Bailey gave two sharp barks and Daisy looked up to see a tall man with dark hair looking down at her. For a moment, she felt stunned. He wasn’t an undergrad, that was for sure; the smile lines around his eyes crinkled a bit deep for that. But, taking in his worn black T-shirt and sun-bleached blue jeans, he didn’t seem a professor type, either.
“Um … yeah,” she said. “How’d you know?”
Bailey barked again, and the guy met her eyes with a deadpan expression. “I possess a rare intuitive gift.”
“Right,” Daisy said, tightening her hold on Bailey’s leash. “Duh.”
If I’d known you were here, I would have come into this building sooner.
“Follow me.” He led her deeper into the belly of the building, finally pushing open one of a pair of heavy wooden doors and holding it for Daisy and Bailey. “Class is going to start in just a minute. You guys have a seat.”
“Okay.” Daisy watched him as he led the way into what looked to be a large old-style auditorium, the kind that had rows of folding chairs. The windowless room had a square dais set up on shallow stone steps with a big—stone block? sacrificial altar?—podium in the center. Behind the podium hung a heavy black curtain, which obscured what Daisy figured was the other half of the room (the cute guy disappeared behind it, so something else was back there) and in front of it were seven folding chairs organized in a half circle. Five of them were filled, and Daisy chose the empty seat in the middle, between a skinny brunette and her huge black bear of a dog, and a gray-haired professor type with her black-and-gray wiener dog. Bailey hopped and barked and strained while the black bear stood still and the wiener dog whined and skirted under his mistress’s chair.

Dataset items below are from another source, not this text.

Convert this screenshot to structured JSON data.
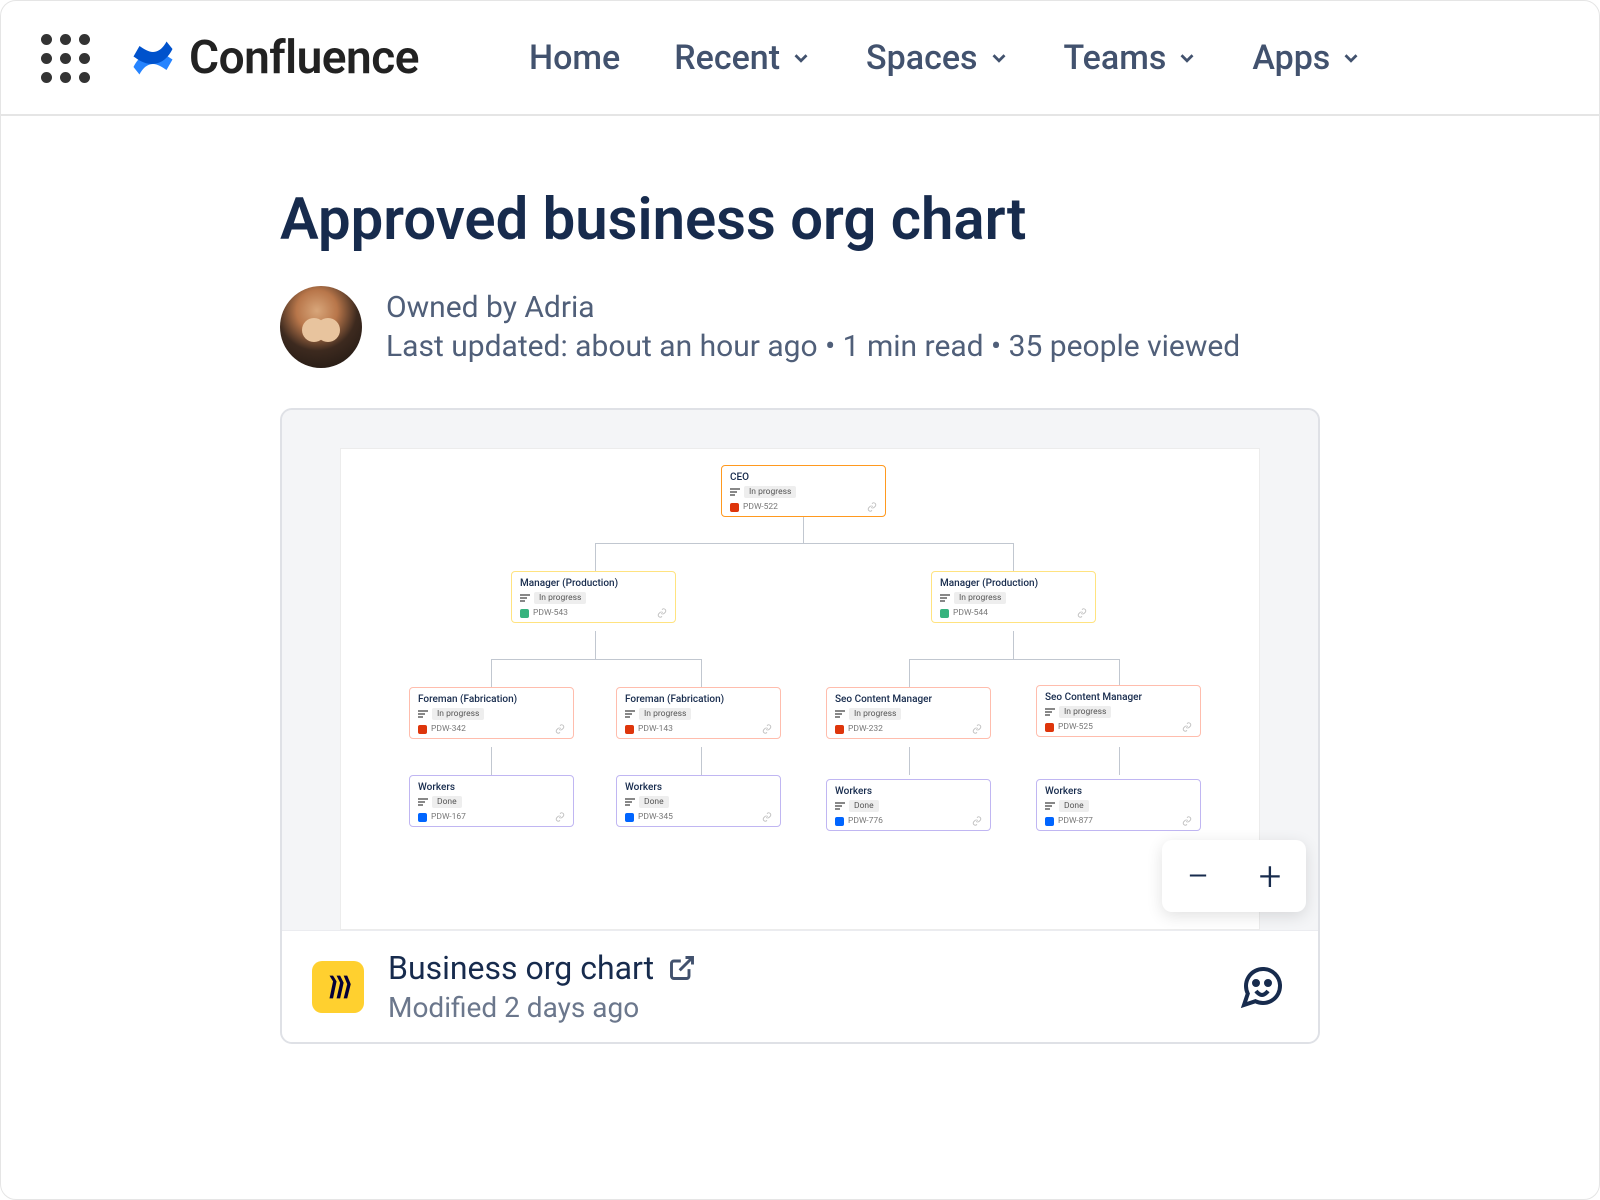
{
  "nav": {
    "brand": "Confluence",
    "items": [
      {
        "label": "Home",
        "hasDropdown": false
      },
      {
        "label": "Recent",
        "hasDropdown": true
      },
      {
        "label": "Spaces",
        "hasDropdown": true
      },
      {
        "label": "Teams",
        "hasDropdown": true
      },
      {
        "label": "Apps",
        "hasDropdown": true
      }
    ]
  },
  "page": {
    "title": "Approved business org chart",
    "owner": "Owned by Adria",
    "meta": "Last updated: about an hour ago • 1 min read • 35 people viewed"
  },
  "embed": {
    "title": "Business org chart",
    "modified": "Modified 2 days ago",
    "zoom": {
      "minus": "−",
      "plus": "+"
    }
  },
  "org": {
    "ceo": {
      "title": "CEO",
      "status": "In progress",
      "tag": "PDW-522"
    },
    "mgr1": {
      "title": "Manager (Production)",
      "status": "In progress",
      "tag": "PDW-543"
    },
    "mgr2": {
      "title": "Manager (Production)",
      "status": "In progress",
      "tag": "PDW-544"
    },
    "f1": {
      "title": "Foreman (Fabrication)",
      "status": "In progress",
      "tag": "PDW-342"
    },
    "f2": {
      "title": "Foreman (Fabrication)",
      "status": "In progress",
      "tag": "PDW-143"
    },
    "s1": {
      "title": "Seo Content Manager",
      "status": "In progress",
      "tag": "PDW-232"
    },
    "s2": {
      "title": "Seo Content Manager",
      "status": "In progress",
      "tag": "PDW-525"
    },
    "w1": {
      "title": "Workers",
      "status": "Done",
      "tag": "PDW-167"
    },
    "w2": {
      "title": "Workers",
      "status": "Done",
      "tag": "PDW-345"
    },
    "w3": {
      "title": "Workers",
      "status": "Done",
      "tag": "PDW-776"
    },
    "w4": {
      "title": "Workers",
      "status": "Done",
      "tag": "PDW-877"
    }
  }
}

“Sorry,” Daisy said, reaching out to grab Bailey’s harness. “He’s not my dog.” She turned her eyes on Bailey. “Bailey, stop.”
Bailey jumped up and licked her
face and she shouted, “Ugh!” and swiped at her mouth. The room went quiet and Daisy heard a mutter of disgust come from the right end of the semicircle; a wraith of a girl with straight black hair and bug eyes glared at Daisy while the creepy black Chihuahua in her lap breathed a heh-heh-heh–sounding growl. Daisy recoiled a bit, then felt a hand on her shoulder and turned to see a smiling teenage girl offering her a stick of gum; at the girl’s feet stood a foxhound that kept his cool even as Bailey skittered around him, barking like a maniac.

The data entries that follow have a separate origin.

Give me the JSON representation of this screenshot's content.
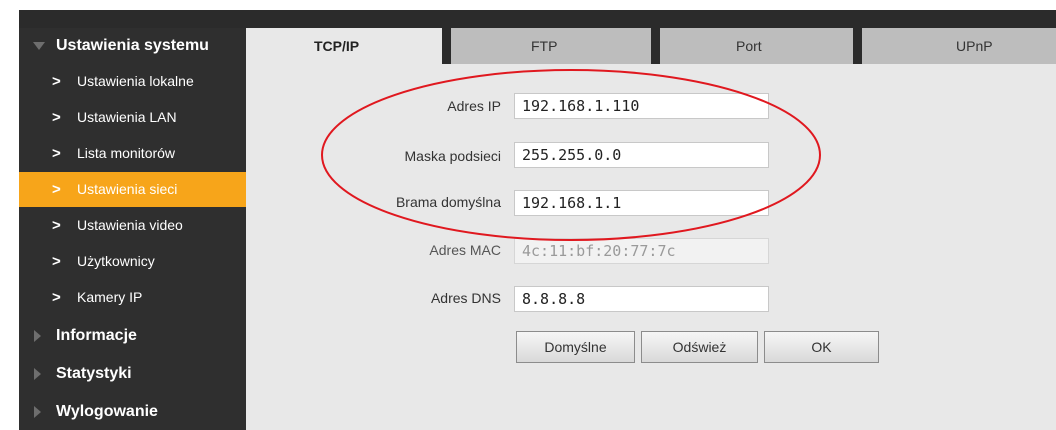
{
  "sidebar": {
    "sections": [
      {
        "label": "Ustawienia systemu"
      },
      {
        "label": "Informacje"
      },
      {
        "label": "Statystyki"
      },
      {
        "label": "Wylogowanie"
      }
    ],
    "items": [
      {
        "label": "Ustawienia lokalne"
      },
      {
        "label": "Ustawienia LAN"
      },
      {
        "label": "Lista monitorów"
      },
      {
        "label": "Ustawienia sieci"
      },
      {
        "label": "Ustawienia video"
      },
      {
        "label": "Użytkownicy"
      },
      {
        "label": "Kamery IP"
      }
    ],
    "active_item": "Ustawienia sieci",
    "chevron": ">"
  },
  "tabs": [
    {
      "label": "TCP/IP",
      "active": true
    },
    {
      "label": "FTP",
      "active": false
    },
    {
      "label": "Port",
      "active": false
    },
    {
      "label": "UPnP",
      "active": false
    }
  ],
  "form": {
    "ip": {
      "label": "Adres IP",
      "value": "192.168.1.110"
    },
    "mask": {
      "label": "Maska podsieci",
      "value": "255.255.0.0"
    },
    "gateway": {
      "label": "Brama domyślna",
      "value": "192.168.1.1"
    },
    "mac": {
      "label": "Adres MAC",
      "value": "4c:11:bf:20:77:7c",
      "disabled": true
    },
    "dns": {
      "label": "Adres DNS",
      "value": "8.8.8.8"
    }
  },
  "buttons": {
    "defaults": "Domyślne",
    "refresh": "Odśwież",
    "ok": "OK"
  },
  "colors": {
    "sidebar_bg": "#2f2f2f",
    "active_item": "#f7a51a",
    "panel_bg": "#e8e8e8",
    "annotation": "#e0181f"
  },
  "annotation": {
    "shape": "ellipse",
    "color": "red",
    "highlights": "ip-mask-gateway"
  }
}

“Hi, I’m Gen; this is Ziggy,” the girl said as Daisy took the gum. “It’s so gross when they French you, isn’t it?”
“Oh my god, totally,” a voice said from behind Gen. Daisy leaned forward to see another teenage girl with a round face smooching at her fat, ancient poodle, who was wearing what appeared to be a tiara and a pearl necklace. “Isn’t it, Baby? Yes, it is. It’s so gross.” She smiled at Daisy. “Hi, I’m Bun.”
“Thanks.” Daisy tucked the gum in her pocket as Gen moved back to take her seat at the left end of the circle, followed by Bun and Baby. Bailey yipped in mourning as Ziggy retreated with Gen; then, recognizing the limits of his leash, he darted under the professor’s seat and did something to which the wiener dog objected mightily.

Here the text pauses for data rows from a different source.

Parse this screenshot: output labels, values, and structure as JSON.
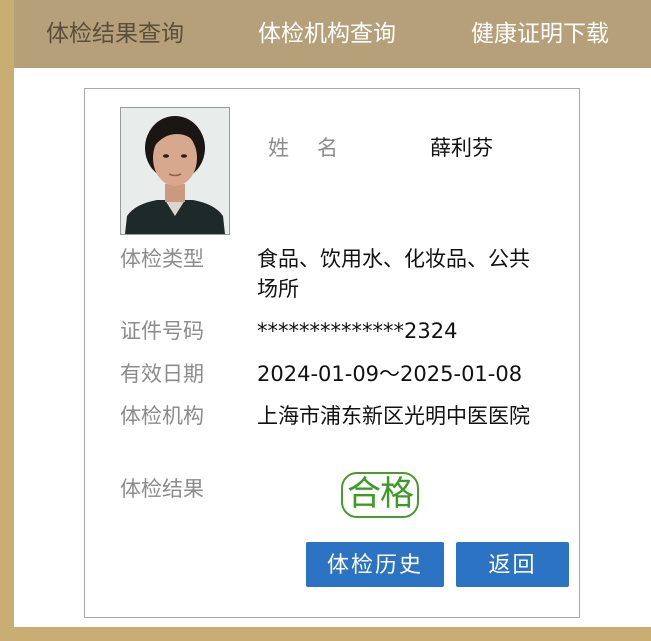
{
  "nav": {
    "items": [
      {
        "label": "体检结果查询",
        "active": false
      },
      {
        "label": "体检机构查询",
        "active": true
      },
      {
        "label": "健康证明下载",
        "active": true
      }
    ]
  },
  "profile": {
    "name_label": "姓名",
    "name_value": "薛利芬",
    "photo_icon": "person-photo"
  },
  "fields": {
    "type_label": "体检类型",
    "type_value": "食品、饮用水、化妆品、公共场所",
    "id_label": "证件号码",
    "id_value": "**************2324",
    "date_label": "有效日期",
    "date_value": "2024-01-09～2025-01-08",
    "org_label": "体检机构",
    "org_value": "上海市浦东新区光明中医医院",
    "result_label": "体检结果",
    "result_value": "合格"
  },
  "buttons": {
    "history": "体检历史",
    "back": "返回"
  },
  "colors": {
    "frame": "#c9ae73",
    "nav_bg": "#b6a07a",
    "button": "#2c73c3",
    "stamp": "#3f9a25"
  }
}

“I’m so sorry,” Daisy said, pulling Bailey back on the leash. “He’s not my—”
“You are welcome to this place.” A husky female voice came from behind the altar—no, podium, podium—and Daisy looked up to see a big-busted, wasp-waisted, dark-haired woman in a long, tight linen wrap dress emerge from the curtain and look down on them. She was extraordinarily beautiful in a piercing-dark-eyes, stern-full-lips, jaw-like-a-commando kind of way.
She could make a fortune as a dominatrix, Daisy thought as the woman said, “I am Kammani.”
She said this as though announcing that she was Madonna or the Pope, obviously expecting a reaction, but only the bug-eyed girl lowered her head in reverence. The teenagers giggled, the skinny brunette and her huge dog seemed unimpressed, and the professor sighed and shifted in her seat as if exasperated.